Immediate information

Event-driven manufacturing provides managers with more immediate, more detailed information for making operational decisions and recognizing the impact that various events have on financial performance.

Event-driven data allows managers to recognize and respond to such changes as increased product demand or internal production difficulties earlier. That enables the organization to more effectively manage the risks it faces, and to capitalize on emerging opportunities. Event-driven data lets manufacturers and their vendors optimize just-in-time inventory systems performance, thereby reducing inventory carrying costs.

A vexing concern facing quality control managers is determining how many bad pieces were run when a sample analysis indicates production defects. Event-driven manufacturing dramatically shortens the cycle times required for analyzing production samples and taking appropriate action. That improves quality and lowers the costs associated with scrapping or reworking defective pieces.

When integrated with related software, event-driven manufacturing automatically generates electronic order forms, shipping receipts and other documentation. Using electronic payment processes further reduces administrative and transaction costs. Sharing real-time data throughout the supply chain lets manufacturers focus more on producing made-to-order items, items already ordered by customers. That reduces dependence on sales for made-to-stock items. And, event-driven manufacturing lets companies respond and fulfill customer orders much faster, as well as provide real-time status reports regarding production and delivery.

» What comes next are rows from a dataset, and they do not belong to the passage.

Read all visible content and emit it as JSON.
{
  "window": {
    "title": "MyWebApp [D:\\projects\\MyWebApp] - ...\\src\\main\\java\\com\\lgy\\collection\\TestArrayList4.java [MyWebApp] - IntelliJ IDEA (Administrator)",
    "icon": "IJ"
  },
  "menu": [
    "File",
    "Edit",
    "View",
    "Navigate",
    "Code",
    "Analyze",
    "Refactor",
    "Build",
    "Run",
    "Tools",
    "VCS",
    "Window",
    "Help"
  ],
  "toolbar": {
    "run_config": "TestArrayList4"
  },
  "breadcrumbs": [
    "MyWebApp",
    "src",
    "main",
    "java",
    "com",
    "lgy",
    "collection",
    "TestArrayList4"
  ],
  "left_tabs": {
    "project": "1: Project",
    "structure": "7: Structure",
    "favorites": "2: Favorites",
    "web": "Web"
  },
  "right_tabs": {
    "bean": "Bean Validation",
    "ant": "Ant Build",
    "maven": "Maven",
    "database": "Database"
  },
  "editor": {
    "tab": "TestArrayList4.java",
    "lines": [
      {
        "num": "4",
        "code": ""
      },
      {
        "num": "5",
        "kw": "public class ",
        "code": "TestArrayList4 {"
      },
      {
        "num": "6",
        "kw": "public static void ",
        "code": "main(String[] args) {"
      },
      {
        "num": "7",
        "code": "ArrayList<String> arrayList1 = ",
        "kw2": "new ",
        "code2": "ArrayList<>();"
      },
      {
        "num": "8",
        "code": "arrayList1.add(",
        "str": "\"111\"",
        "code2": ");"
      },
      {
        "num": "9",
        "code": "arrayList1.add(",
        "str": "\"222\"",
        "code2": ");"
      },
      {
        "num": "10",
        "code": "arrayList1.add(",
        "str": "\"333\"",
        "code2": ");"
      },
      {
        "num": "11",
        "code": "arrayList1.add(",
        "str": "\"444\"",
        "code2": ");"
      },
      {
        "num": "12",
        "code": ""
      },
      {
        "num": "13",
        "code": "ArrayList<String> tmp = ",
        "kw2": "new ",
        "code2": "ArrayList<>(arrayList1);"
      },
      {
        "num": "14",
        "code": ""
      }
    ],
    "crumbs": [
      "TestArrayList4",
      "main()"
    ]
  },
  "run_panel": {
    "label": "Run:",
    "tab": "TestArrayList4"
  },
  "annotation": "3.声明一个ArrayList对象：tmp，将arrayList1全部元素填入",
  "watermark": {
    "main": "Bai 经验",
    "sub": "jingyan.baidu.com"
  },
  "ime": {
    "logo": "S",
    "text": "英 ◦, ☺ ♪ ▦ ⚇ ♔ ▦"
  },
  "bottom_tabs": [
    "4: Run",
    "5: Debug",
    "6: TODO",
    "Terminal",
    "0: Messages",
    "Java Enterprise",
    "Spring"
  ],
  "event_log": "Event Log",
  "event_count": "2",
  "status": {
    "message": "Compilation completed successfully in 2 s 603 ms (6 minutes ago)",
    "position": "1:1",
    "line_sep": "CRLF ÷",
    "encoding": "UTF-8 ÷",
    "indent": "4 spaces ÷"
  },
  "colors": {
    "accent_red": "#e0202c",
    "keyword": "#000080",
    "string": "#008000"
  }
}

Implementing event-driven manufacturing requires thoroughly examining a company’s IT capabilities, including existing processing speeds, data storage capacities, software interfaces and compatibility with any newer desired hardware and software. Integrating data with customer and supplier systems requires those organizations to do likewise. Supply chain integration also requires assessing existing telecommunications hardwire and software. Such evaluations let manufacturers identify current event-driven manufacturing opportunities and determine the level of investment needed to attain further integration and automation.

Global competition requires maximizing quality, keeping costs to a minimum and adapting quickly to marketplace changes. Fully realizing the benefits of outsourcing requires tight integration with suppliers, while building customer loyalty demands enhanced responsiveness. Amidst such pressures, event-driven manufacturing provides a means for companies to not only survive, but prosper.